Both Engblom and Holt were out with injuries the only other time the Capitals won in Nassau Coliseum, by a 5-1 score on Dec. 23.
An added reason for the initial pall created by Stevens' departure was the fact that he had played so well in the first period, while playing alternate shifts with Langway and Engblom.
"The more I play, the more I get into the game," Stevens said. "It boosts you to think you're one of three guys they're depending on. You get tired, but it drives you harder. It gets better as it goes on.
"Then I get kicked out. I was told before the game not to do it, because they're always trying that stuff. But I don't like a guy jumping on another guy and when the fight started, I went for Bourne. I didn't realize what I was doing.
"The main thing is we won. When I get kicked out, we usually win, but I'm not going to try it just for that."

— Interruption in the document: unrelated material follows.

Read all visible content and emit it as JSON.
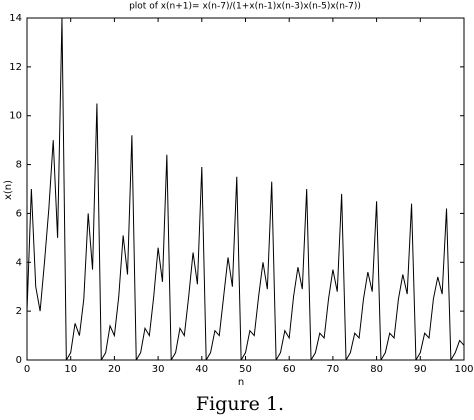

"I was kind of disappointed when I found out I wasn't playing," Blomqvist said. "I thought I had a pretty good game yesterday. I came to the rink ready to play and then I had to sit down half the game. It was like starting all over.

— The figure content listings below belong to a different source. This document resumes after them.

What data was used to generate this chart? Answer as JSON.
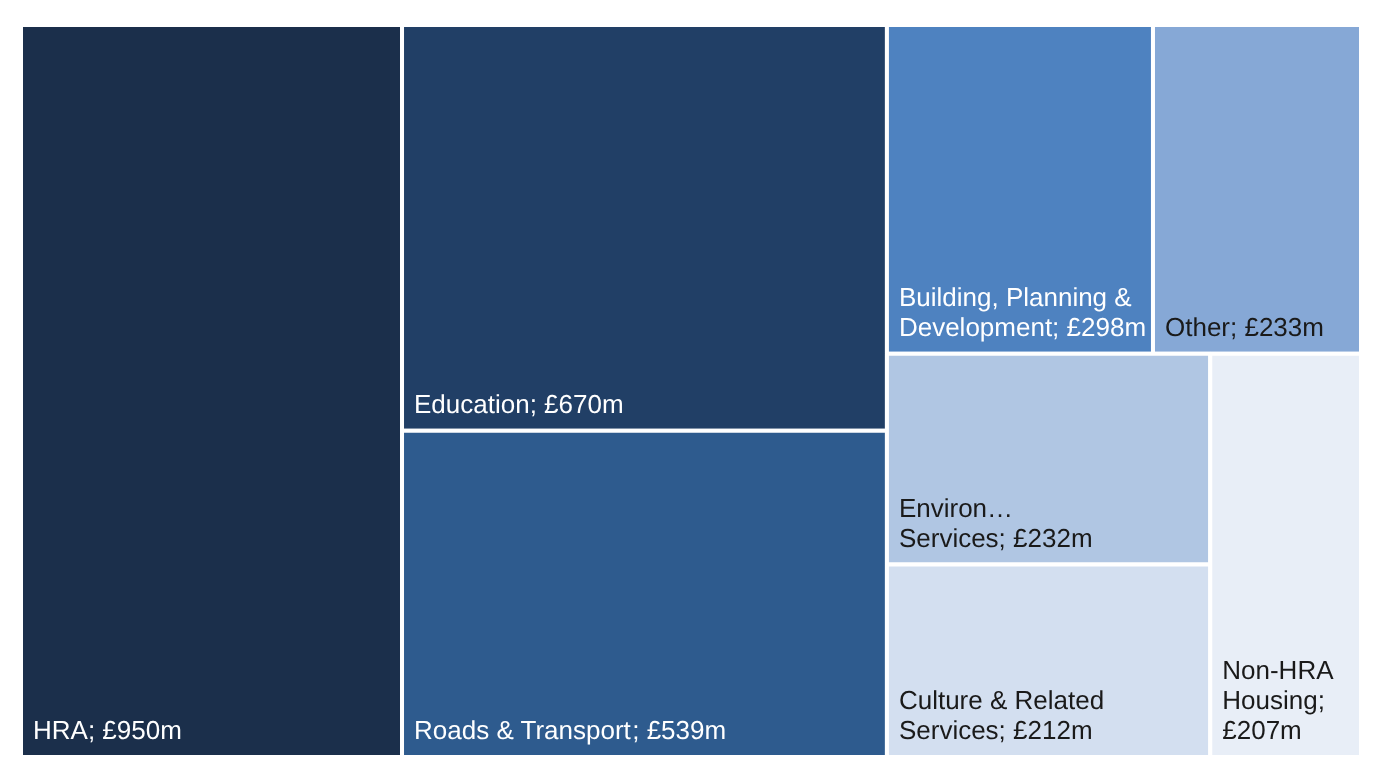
{
  "chart_data": {
    "type": "other",
    "categories": [
      "HRA",
      "Education",
      "Roads & Transport",
      "Building, Planning & Development",
      "Other",
      "Environ… Services",
      "Culture & Related Services",
      "Non-HRA Housing"
    ],
    "values": [
      950,
      670,
      539,
      298,
      233,
      232,
      212,
      207
    ],
    "value_labels": [
      "; £950m",
      "; £670m",
      "; £539m",
      "; £298m",
      "; £233m",
      "; £232m",
      "; £212m",
      "; £207m"
    ],
    "colors": [
      "#1b2f4b",
      "#213f66",
      "#2e5b8e",
      "#4e82c0",
      "#86a8d6",
      "#b0c6e3",
      "#d3dff0",
      "#e8eef7"
    ]
  }
}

"My body wasn't ready, after warming up and then sitting. It took me three or four hard shifts to get going. But it's all very much up here (tapping his head). When you're playing a regular shift the way we did the last half, you're in the game all the time."
Shortly after Blomqvist entered the game, he was penalized for tripping and Murray immediately called a timeout.

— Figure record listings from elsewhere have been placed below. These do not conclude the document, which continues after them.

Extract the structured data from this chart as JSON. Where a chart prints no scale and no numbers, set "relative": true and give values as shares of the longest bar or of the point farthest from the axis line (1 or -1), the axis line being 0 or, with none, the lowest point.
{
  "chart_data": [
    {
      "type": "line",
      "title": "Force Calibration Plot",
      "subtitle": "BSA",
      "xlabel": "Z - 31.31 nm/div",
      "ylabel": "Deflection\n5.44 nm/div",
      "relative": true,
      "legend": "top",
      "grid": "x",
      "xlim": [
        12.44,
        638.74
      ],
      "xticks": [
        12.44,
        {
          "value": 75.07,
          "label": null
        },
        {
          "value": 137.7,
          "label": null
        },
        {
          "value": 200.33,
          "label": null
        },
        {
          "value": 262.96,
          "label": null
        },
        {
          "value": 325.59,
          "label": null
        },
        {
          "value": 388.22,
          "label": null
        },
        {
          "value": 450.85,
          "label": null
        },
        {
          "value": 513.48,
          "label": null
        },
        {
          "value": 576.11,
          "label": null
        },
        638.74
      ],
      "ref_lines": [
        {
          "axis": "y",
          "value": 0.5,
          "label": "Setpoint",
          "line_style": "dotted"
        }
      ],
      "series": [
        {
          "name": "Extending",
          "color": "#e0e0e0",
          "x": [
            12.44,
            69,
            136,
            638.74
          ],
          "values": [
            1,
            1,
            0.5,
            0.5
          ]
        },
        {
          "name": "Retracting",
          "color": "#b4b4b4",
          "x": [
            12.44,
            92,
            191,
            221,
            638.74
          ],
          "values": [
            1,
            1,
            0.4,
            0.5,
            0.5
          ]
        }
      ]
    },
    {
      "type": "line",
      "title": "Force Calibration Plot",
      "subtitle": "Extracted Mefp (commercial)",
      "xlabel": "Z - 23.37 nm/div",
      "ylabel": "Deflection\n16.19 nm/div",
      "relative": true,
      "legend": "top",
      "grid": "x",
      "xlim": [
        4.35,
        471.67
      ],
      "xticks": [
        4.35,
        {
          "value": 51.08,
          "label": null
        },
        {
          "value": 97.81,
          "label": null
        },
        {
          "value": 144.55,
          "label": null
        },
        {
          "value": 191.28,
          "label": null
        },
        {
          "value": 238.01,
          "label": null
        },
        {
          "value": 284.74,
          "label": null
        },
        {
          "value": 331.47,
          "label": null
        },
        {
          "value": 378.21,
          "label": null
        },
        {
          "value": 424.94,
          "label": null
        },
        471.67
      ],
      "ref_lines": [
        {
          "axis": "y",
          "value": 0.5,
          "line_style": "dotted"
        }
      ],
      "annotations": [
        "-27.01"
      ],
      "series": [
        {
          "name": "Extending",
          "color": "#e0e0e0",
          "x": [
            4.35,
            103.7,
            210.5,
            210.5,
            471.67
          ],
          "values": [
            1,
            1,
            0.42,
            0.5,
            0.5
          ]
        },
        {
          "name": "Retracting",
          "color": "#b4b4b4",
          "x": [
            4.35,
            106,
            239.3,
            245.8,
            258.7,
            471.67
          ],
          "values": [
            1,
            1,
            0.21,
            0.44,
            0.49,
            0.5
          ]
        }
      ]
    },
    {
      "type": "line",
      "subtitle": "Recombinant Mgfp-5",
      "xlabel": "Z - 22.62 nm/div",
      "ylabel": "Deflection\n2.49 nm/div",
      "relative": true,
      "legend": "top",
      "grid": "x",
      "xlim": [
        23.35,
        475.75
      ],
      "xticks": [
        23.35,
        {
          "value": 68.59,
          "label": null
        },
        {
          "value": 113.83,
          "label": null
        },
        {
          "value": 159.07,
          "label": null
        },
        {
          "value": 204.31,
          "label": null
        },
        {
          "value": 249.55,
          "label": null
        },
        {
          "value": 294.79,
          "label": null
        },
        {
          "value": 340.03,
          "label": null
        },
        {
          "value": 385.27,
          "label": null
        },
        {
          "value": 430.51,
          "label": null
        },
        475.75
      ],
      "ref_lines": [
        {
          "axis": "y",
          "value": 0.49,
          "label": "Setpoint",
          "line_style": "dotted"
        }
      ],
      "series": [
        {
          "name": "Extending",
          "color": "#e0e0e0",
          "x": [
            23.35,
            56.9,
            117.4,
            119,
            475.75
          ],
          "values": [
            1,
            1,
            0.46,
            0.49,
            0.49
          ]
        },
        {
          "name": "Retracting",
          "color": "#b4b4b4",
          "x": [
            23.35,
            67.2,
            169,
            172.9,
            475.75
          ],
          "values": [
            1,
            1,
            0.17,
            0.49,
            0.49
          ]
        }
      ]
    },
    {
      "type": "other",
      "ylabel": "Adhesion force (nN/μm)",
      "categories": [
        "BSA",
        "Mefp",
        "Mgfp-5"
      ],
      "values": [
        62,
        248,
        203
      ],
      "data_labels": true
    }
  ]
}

"The crowd was getting noisy and everything was suddenly in their favor," Murray said. "I wanted to change the tempo. If Al Jensen had given up a goal early, I planned to take him out for a few minutes, just to calm things down."
Murray had discussed the possibility of going with three defensemen because of the recent blowouts by the Islanders and finally implemented it after Wednesday's 5-2 defeat here.
"If we're going to lose, we'll lose with our best," Murray said in explanation.
"We had a few bloopers in the first game and they decided they didn't want any breakdowns at all," Holt said in further explanation. "When you think about it, with the three regular defensemen out there, all big guys, they were in control and staying out of trouble.
"In fact, it was working so well that when Scott was kicked out, instead of saying, 'Ah, I'll get some ice time,' I was mad at Scott."
For Langway, the added ice time was hardly noticeable, considering his usual quota.
"I've always played the left side and I had to move to the right when I was out there with Scott, because he didn't feel comfortable there," Langway said. "It was kind of weird, but you just play hockey, you don't worry about it."
There was another moment of concern when Langway crashed into the net in the third period, but he rose quickly and skated off.
"I think my skates just came out from under me," Langway said. "I had my hand on the back of my neck and it hit the post. I'm okay."
Of his extra duty, Engblom said, "You go as long as you can and try to keep the shifts short. Rod and I have done it before and you learn when to conserve your energy. We had nothing to lose. We had to try to win this game."